Secondly, as NPR's excellent Steve Inskeep points out in the Ferguson report, clothes do sometimes make the man. He quotes a police chief's rueful observation that when his officers show-up 'soft' in uniforms only, they tend to engage with people. But when they arrive in riot gear, well then, riots often ensue. It's a kind of a perverse Hawthorne Effect, where people act-out according to the evident expectation. As a Ferguson resident explained, when somebody's looking for a fight, that's what he'll get.
In a place like Ferguson, where frustration and passions are already running high, is it a good idea for the authorities to arrive in battle gear? I think not. I also believe it promotes an over-aggressive, shoot-first mentality that loses sight of the relative stakes, and may contribute to unnecessary further carnage. The police in Ferguson were there mostly to protect property, after all.
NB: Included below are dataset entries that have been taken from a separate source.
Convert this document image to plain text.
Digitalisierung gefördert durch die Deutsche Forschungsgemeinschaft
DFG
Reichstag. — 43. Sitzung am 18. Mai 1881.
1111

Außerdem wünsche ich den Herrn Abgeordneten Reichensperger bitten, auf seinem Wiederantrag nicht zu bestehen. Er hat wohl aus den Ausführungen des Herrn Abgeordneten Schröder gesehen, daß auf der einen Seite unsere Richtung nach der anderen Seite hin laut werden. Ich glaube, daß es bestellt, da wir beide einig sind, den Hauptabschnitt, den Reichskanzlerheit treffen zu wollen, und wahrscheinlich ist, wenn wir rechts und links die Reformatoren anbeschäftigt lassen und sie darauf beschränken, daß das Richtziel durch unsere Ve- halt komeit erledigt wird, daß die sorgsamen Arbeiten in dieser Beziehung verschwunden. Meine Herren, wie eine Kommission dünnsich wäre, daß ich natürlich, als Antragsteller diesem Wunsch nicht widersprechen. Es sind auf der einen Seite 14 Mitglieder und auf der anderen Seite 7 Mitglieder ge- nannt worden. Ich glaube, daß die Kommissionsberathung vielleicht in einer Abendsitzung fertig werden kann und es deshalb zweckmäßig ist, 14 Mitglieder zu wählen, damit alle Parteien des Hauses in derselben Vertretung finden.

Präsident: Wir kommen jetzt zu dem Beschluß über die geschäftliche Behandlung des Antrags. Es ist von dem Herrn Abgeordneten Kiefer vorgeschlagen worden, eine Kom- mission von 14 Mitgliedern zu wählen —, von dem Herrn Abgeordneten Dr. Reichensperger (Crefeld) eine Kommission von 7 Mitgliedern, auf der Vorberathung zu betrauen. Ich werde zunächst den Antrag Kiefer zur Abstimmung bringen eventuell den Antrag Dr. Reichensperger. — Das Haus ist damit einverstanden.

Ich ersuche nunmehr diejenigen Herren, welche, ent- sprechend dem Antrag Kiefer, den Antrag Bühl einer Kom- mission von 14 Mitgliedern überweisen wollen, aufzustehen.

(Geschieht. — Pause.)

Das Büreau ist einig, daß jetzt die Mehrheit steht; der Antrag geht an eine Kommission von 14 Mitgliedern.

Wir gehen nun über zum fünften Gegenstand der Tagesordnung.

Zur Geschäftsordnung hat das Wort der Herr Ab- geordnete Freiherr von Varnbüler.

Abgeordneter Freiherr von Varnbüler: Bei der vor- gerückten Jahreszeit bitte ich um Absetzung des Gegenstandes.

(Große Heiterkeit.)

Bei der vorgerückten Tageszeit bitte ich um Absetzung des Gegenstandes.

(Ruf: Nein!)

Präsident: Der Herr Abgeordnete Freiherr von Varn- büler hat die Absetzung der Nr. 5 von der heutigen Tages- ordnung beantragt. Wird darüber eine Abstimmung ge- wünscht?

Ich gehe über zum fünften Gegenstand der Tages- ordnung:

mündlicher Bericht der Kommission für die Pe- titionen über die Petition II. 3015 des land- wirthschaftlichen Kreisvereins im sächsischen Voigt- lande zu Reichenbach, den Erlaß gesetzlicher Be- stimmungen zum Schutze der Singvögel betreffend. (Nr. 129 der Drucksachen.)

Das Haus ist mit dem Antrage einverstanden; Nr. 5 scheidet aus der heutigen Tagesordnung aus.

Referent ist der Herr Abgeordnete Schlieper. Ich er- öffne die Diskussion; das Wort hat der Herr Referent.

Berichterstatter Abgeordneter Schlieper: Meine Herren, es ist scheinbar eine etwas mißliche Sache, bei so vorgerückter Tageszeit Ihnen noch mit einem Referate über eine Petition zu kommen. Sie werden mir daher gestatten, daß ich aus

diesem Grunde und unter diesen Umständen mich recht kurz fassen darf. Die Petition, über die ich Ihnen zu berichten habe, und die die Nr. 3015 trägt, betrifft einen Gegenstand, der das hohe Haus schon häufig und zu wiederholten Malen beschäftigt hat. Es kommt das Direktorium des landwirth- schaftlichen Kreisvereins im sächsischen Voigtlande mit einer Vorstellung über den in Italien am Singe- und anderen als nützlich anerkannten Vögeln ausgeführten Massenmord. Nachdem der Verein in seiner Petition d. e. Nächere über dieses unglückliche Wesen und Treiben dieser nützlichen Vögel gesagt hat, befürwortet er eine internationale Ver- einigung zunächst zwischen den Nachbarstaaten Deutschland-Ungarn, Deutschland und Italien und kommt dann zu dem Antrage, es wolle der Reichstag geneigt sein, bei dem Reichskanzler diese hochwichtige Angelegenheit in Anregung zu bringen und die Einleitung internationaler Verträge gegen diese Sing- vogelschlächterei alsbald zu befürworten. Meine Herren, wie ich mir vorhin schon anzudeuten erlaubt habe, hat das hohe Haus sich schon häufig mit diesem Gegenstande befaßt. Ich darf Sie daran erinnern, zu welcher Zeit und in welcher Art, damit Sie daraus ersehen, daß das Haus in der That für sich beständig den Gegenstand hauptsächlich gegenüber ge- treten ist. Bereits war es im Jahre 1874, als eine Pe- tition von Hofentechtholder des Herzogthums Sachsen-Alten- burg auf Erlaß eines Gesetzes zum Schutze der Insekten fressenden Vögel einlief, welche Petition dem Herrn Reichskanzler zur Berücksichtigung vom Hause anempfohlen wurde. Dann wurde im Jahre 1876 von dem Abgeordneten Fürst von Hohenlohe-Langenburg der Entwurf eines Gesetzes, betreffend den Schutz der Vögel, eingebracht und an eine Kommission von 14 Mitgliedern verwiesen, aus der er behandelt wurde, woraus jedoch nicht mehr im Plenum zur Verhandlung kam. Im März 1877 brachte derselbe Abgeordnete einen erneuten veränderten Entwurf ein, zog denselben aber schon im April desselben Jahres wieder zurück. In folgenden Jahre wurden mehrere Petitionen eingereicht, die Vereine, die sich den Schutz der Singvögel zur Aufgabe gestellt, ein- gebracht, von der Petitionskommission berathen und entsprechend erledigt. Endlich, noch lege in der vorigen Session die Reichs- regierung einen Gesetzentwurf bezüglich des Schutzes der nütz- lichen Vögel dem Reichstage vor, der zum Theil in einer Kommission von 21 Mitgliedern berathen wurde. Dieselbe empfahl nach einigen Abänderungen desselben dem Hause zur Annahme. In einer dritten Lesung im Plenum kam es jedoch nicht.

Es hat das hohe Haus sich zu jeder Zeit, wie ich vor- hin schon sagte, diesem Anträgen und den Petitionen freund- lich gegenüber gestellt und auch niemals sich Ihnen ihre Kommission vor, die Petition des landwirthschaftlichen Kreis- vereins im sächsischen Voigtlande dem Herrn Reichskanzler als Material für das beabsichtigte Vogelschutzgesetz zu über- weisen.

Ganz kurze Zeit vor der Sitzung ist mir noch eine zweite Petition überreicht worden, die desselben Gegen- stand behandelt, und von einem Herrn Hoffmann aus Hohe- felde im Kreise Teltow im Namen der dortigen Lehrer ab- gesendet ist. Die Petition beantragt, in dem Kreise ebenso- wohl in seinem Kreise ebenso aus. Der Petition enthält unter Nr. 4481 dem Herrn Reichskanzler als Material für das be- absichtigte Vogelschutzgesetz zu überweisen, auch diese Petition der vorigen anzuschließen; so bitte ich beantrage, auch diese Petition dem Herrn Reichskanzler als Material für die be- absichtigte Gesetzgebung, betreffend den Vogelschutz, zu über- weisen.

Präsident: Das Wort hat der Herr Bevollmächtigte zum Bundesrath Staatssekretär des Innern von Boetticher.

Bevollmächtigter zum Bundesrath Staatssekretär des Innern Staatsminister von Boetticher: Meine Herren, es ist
Does that mission justify the tactics used, risking more personal tragedy and foreclosing the very American freedom of protest?
Mike Brown is only the latest unarmed civilian to be killed ? closer to home, the toy rifle kid in the North Bay also comes to mind. I can't claim causation, but there's enough smoke to raise the concern. Police work is sometimes gawdawfully difficult, and its subjects are often hostile. But since that is always true, do we really want to make it more so by signaling conflict at the outset? I want military tactics to be a last resort, not the first instinct.
Otherwise the policeman really is preserving ? or even fomenting ? disorder.
* As an animal welfare guy, I would also note that the collateral damage in too many of these raids is family pets, who don't have to be constitutional scholars to recognize an unreasonable invasion of their homes.